To give an example of how this looks and works, look to the design of faith and good works. Our good works are an overflow of our faith (James 2:18). 

The same is true of our love for God and our love for people; Our love for people is an overflow of our love of God.

Just as faith does not flow from good works, love for God does not flow from love for people.

The Greatest Beneficiaries

“I firmly believe that the greatest beneficiaries of this relationship are not the people among us who have special needs but those of us who get to be in their company.”

Scott Sauls in Befriend: Create Belonging in an Age of Judgment, Isolation, and Fear

The Greatest Commandment calls God’s children to love God and all people, which includes the pursuit to love and befriend the disabled.

When most able-bodied, non-disabled people think about the value of loving and befriending the disabled, the common thought is that they’re going to make a big difference through their kind-hearted efforts to get to know people who are in need of their love and friendship. 

But that could not be more wrong. 

This undertone of superiority reveals a savior complex – where the disabled are perceived as “less than” or “helpless.” 

That is flawed and sinful. 

Loving and befriending the disabled will serve to benefit you more than they.

Our Brokenness Revealed

As you love and befriend the disabled, you will find yourself realizing we are all broken and needy. It’s been said that the brokenness made visible in the life of someone disabled is a mirror of the inner brokenness we all share. 

All of us have fallen short and sinned against God, so seeing our brokenness kills any hint of superiority in ourselves.

Also, the visible need of the disabled is a direct reflection of our need to be righteous before God. Jesus’ substitutionary atonement makes us righteous before God the Father. His death takes away our deepest need – to be rid of our sin. 

Witnessing Joy and Gratitude

By befriending the disabled, you get a front-row seat to joy in suffering. Having joy in the midst of suffering, for most people, is a hard thing to comprehend, but disabled Christians can offer you unique insight and wisdom through their life experiences. 

The most notable thing you will see in the midst of your friendship is the gratitude that develops from a sincere depth of faith. Disabled Christians are often able to express deep gratitude for the smallest things (breath, consciousness, life itself), everyday, common things (family, friends, work), and the God-given gifts (faith, grace, love, the Church). 

We know all these things are ultimately given by God, but in the life of the disabled you will see a deep and true gratitude to the Giver of all things.

Most importantly, you will see how the lives of the disabled magnify God and his love for his children.

Jesus says in John 10 that he never lets go of his children and nothing can take them away from him.

Disabled believers experience difficult and challenging circumstances, but God says he will never let go of them in the midst of those hard times.
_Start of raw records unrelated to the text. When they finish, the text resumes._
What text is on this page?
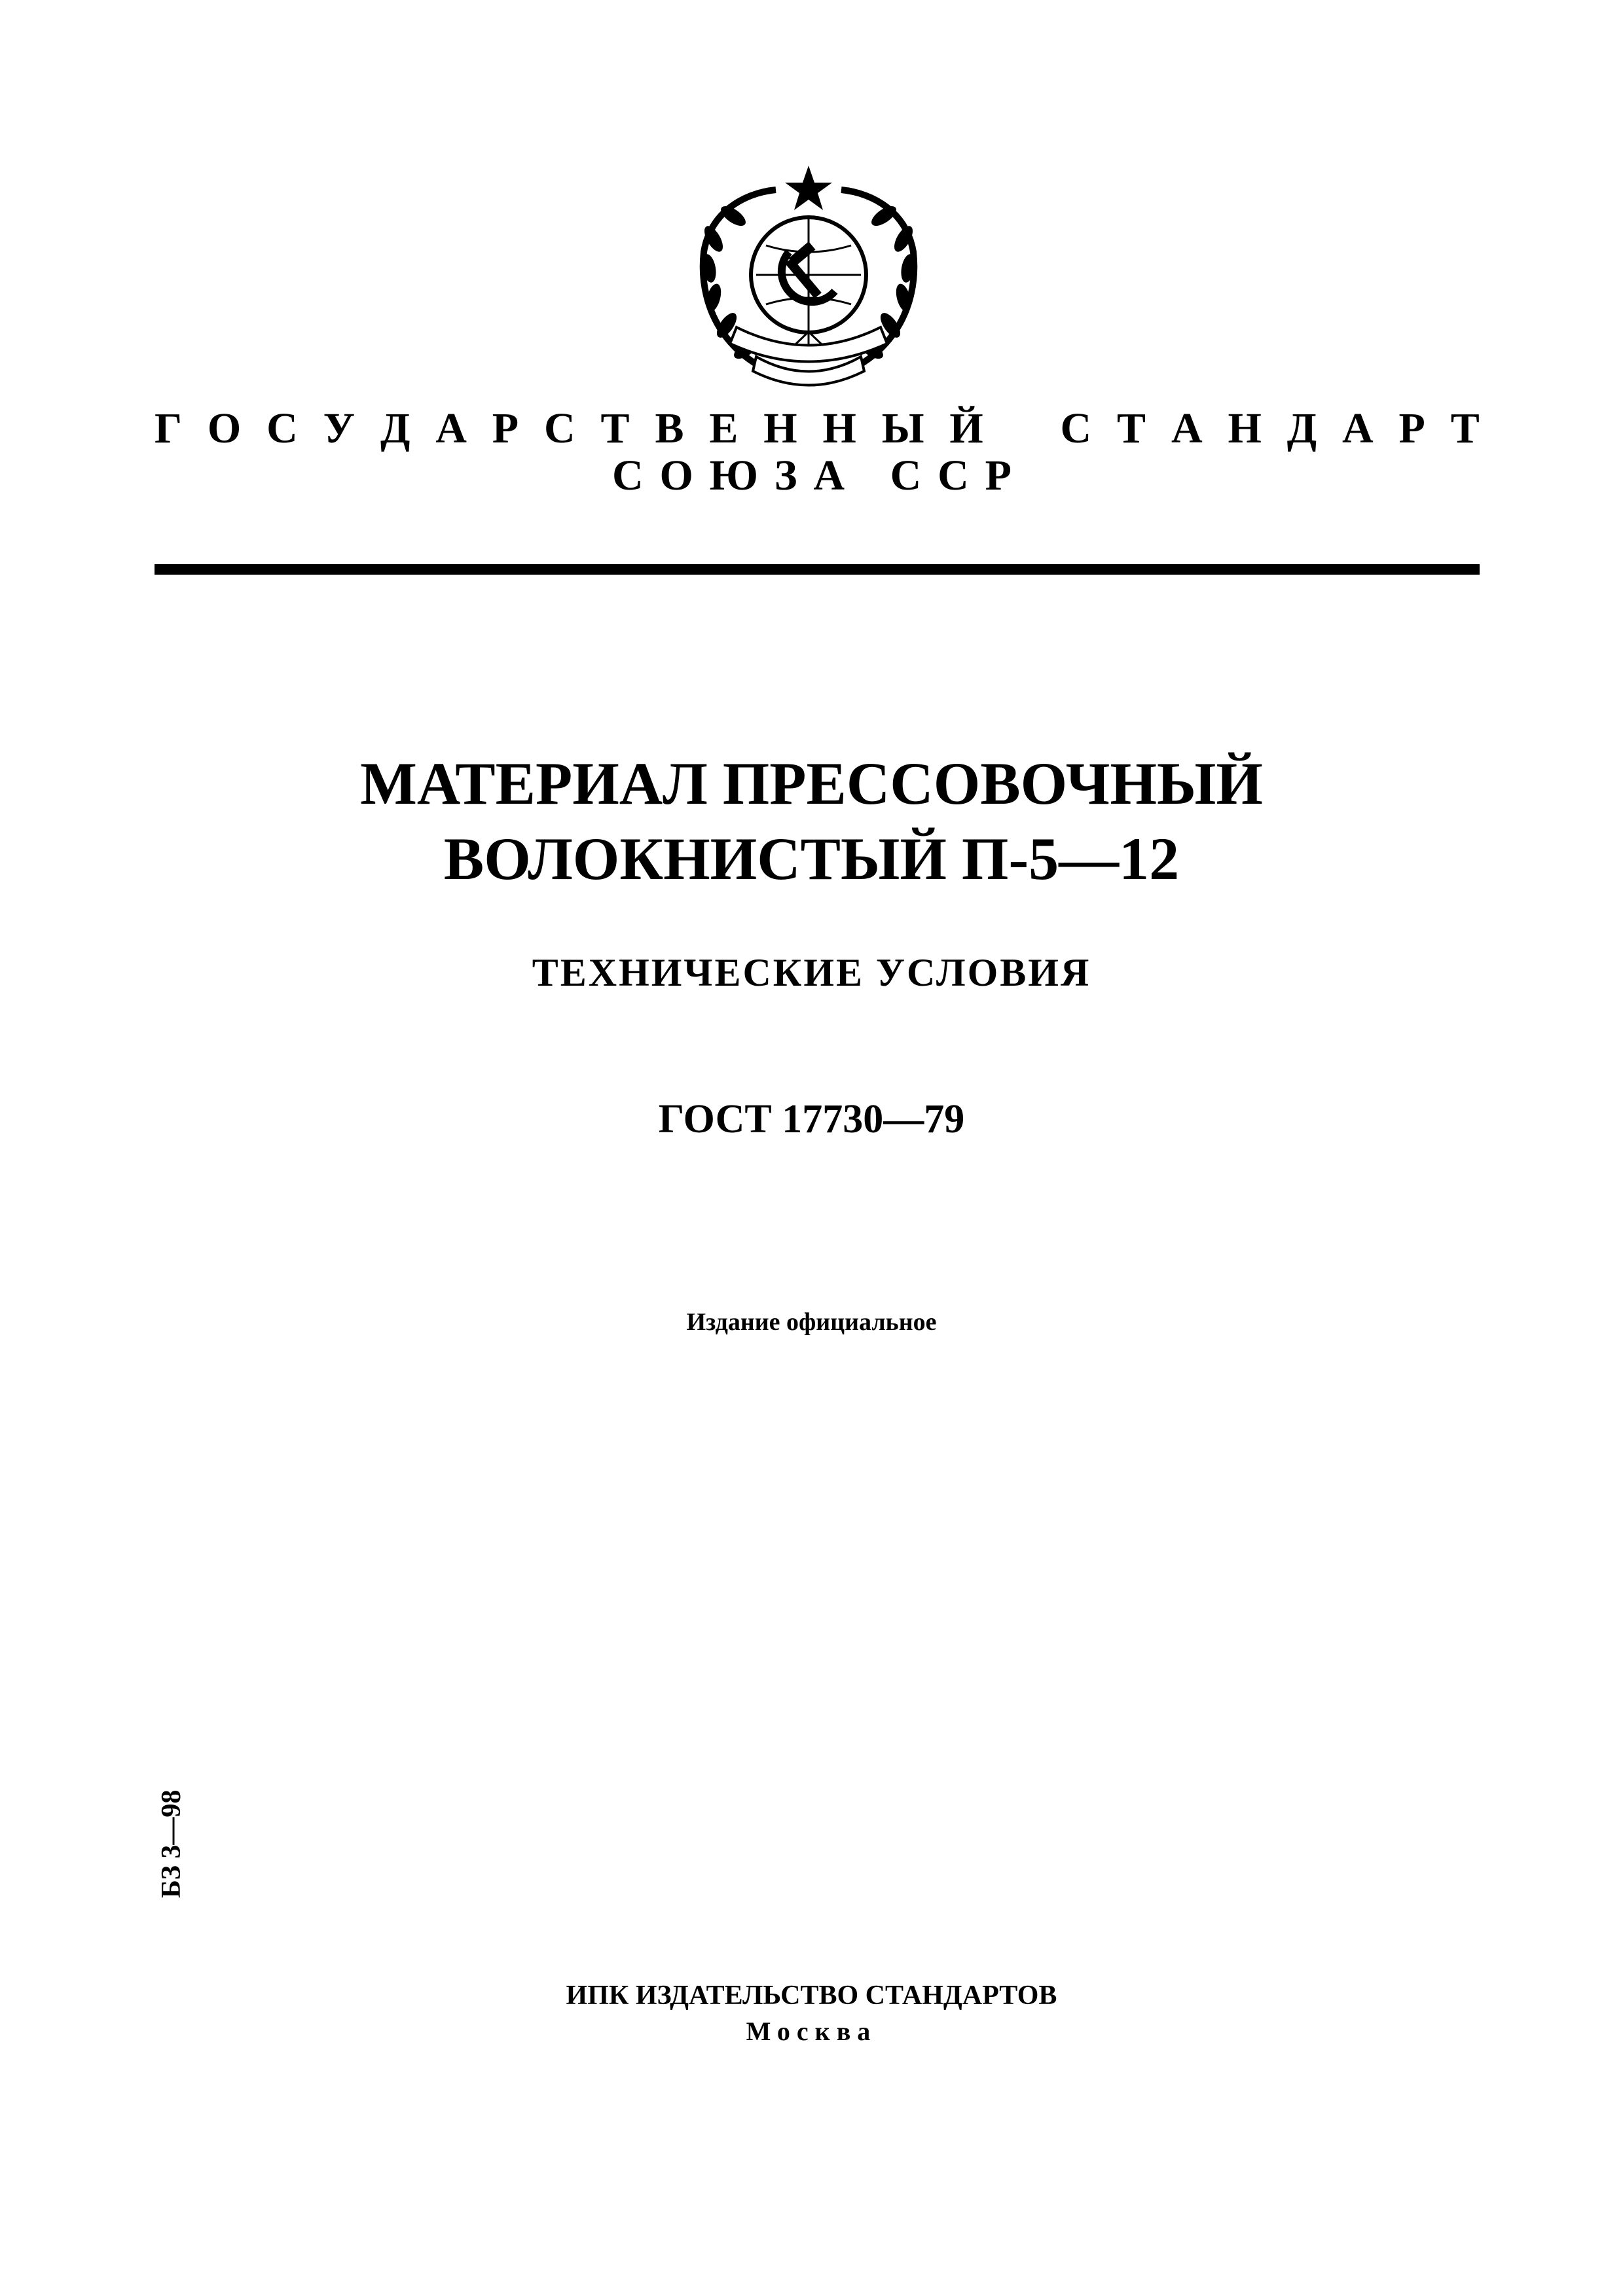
Г О С У Д А Р С Т В Е Н Н Ы Й С Т А Н Д А Р Т
С О Ю З А С С Р
МАТЕРИАЛ ПРЕССОВОЧНЫЙ
ВОЛОКНИСТЫЙ П-5—12
ТЕХНИЧЕСКИЕ УСЛОВИЯ
ГОСТ 17730—79
Издание официальное
БЗ 3—98
ИПК ИЗДАТЕЛЬСТВО СТАНДАРТОВ
Москва
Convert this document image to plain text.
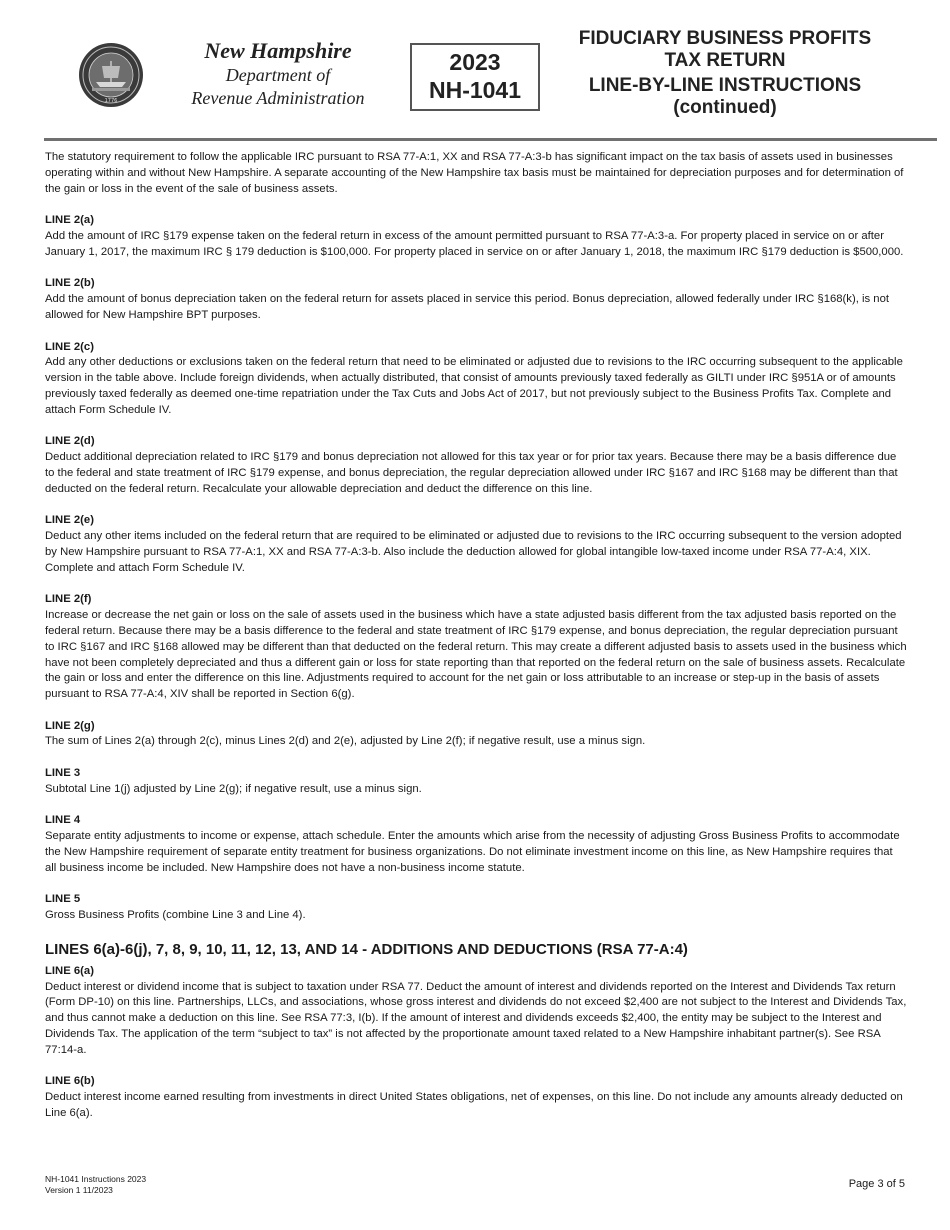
1776
New Hampshire
Department of
Revenue Administration
2023
NH-1041
FIDUCIARY BUSINESS PROFITS
TAX RETURN
LINE-BY-LINE INSTRUCTIONS
(continued)

The statutory requirement to follow the applicable IRC pursuant to RSA 77-A:1, XX and RSA 77-A:3-b has significant impact on the tax basis of assets used in businesses operating within and without New Hampshire. A separate accounting of the New Hampshire tax basis must be maintained for depreciation purposes and for determination of the gain or loss in the event of the sale of business assets.

LINE 2(a)

Add the amount of IRC §179 expense taken on the federal return in excess of the amount permitted pursuant to RSA 77-A:3-a. For property placed in service on or after January 1, 2017, the maximum IRC § 179 deduction is $100,000. For property placed in service on or after January 1, 2018, the maximum IRC §179 deduction is $500,000.

LINE 2(b)

Add the amount of bonus depreciation taken on the federal return for assets placed in service this period. Bonus depreciation, allowed federally under IRC §168(k), is not allowed for New Hampshire BPT purposes.

LINE 2(c)

Add any other deductions or exclusions taken on the federal return that need to be eliminated or adjusted due to revisions to the IRC occurring subsequent to the applicable version in the table above. Include foreign dividends, when actually distributed, that consist of amounts previously taxed federally as GILTI under IRC §951A or of amounts previously taxed federally as deemed one-time repatriation under the Tax Cuts and Jobs Act of 2017, but not previously subject to the Business Profits Tax. Complete and attach Form Schedule IV.

LINE 2(d)

Deduct additional depreciation related to IRC §179 and bonus depreciation not allowed for this tax year or for prior tax years. Because there may be a basis difference due to the federal and state treatment of IRC §179 expense, and bonus depreciation, the regular depreciation allowed under IRC §167 and IRC §168 may be different than that deducted on the federal return. Recalculate your allowable depreciation and deduct the difference on this line.

LINE 2(e)

Deduct any other items included on the federal return that are required to be eliminated or adjusted due to revisions to the IRC occurring subsequent to the version adopted by New Hampshire pursuant to RSA 77-A:1, XX and RSA 77-A:3-b. Also include the deduction allowed for global intangible low-taxed income under RSA 77-A:4, XIX. Complete and attach Form Schedule IV.

LINE 2(f)

Increase or decrease the net gain or loss on the sale of assets used in the business which have a state adjusted basis different from the tax adjusted basis reported on the federal return. Because there may be a basis difference to the federal and state treatment of IRC §179 expense, and bonus depreciation, the regular depreciation pursuant to IRC §167 and IRC §168 allowed may be different than that deducted on the federal return. This may create a different adjusted basis to assets used in the business which have not been completely depreciated and thus a different gain or loss for state reporting than that reported on the federal return on the sale of business assets. Recalculate the gain or loss and enter the difference on this line. Adjustments required to account for the net gain or loss attributable to an increase or step-up in the basis of assets pursuant to RSA 77-A:4, XIV shall be reported in Section 6(g).

LINE 2(g)

The sum of Lines 2(a) through 2(c), minus Lines 2(d) and 2(e), adjusted by Line 2(f); if negative result, use a minus sign.

LINE 3

Subtotal Line 1(j) adjusted by Line 2(g); if negative result, use a minus sign.

LINE 4

Separate entity adjustments to income or expense, attach schedule. Enter the amounts which arise from the necessity of adjusting Gross Business Profits to accommodate the New Hampshire requirement of separate entity treatment for business organizations. Do not eliminate investment income on this line, as New Hampshire requires that all business income be included. New Hampshire does not have a non-business income statute.

LINE 5

Gross Business Profits (combine Line 3 and Line 4).

LINES 6(a)-6(j), 7, 8, 9, 10, 11, 12, 13, AND 14 - ADDITIONS AND DEDUCTIONS (RSA 77-A:4)

LINE 6(a)

Deduct interest or dividend income that is subject to taxation under RSA 77. Deduct the amount of interest and dividends reported on the Interest and Dividends Tax return (Form DP-10) on this line. Partnerships, LLCs, and associations, whose gross interest and dividends do not exceed $2,400 are not subject to the Interest and Dividends Tax, and thus cannot make a deduction on this line. See RSA 77:3, I(b). If the amount of interest and dividends exceeds $2,400, the entity may be subject to the Interest and Dividends Tax. The application of the term “subject to tax” is not affected by the proportionate amount taxed related to a New Hampshire inhabitant partner(s). See RSA 77:14-a.

LINE 6(b)

Deduct interest income earned resulting from investments in direct United States obligations, net of expenses, on this line. Do not include any amounts already deducted on Line 6(a).

NH-1041 Instructions 2023
Version 1 11/2023	Page 3 of 5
His love for his children is perfect, unconditional, and unwavering. God’s love is made visible to you as you see your disabled loved ones and friends battle the brokenness of this world with faith in the promises of God. You will see God’s love in new and astounding ways.

So, if God is the origin of love, and if our love for people comes from an overflow of our love for God, then our love of people must include loving and befriending the disabled.

Do you love God supremely? 

Do you love people profoundly? 

If the answer is still “Yes,” ask yourself if you are loving and befriending the disabled?

Because disciples of Jesus befriend the disabled.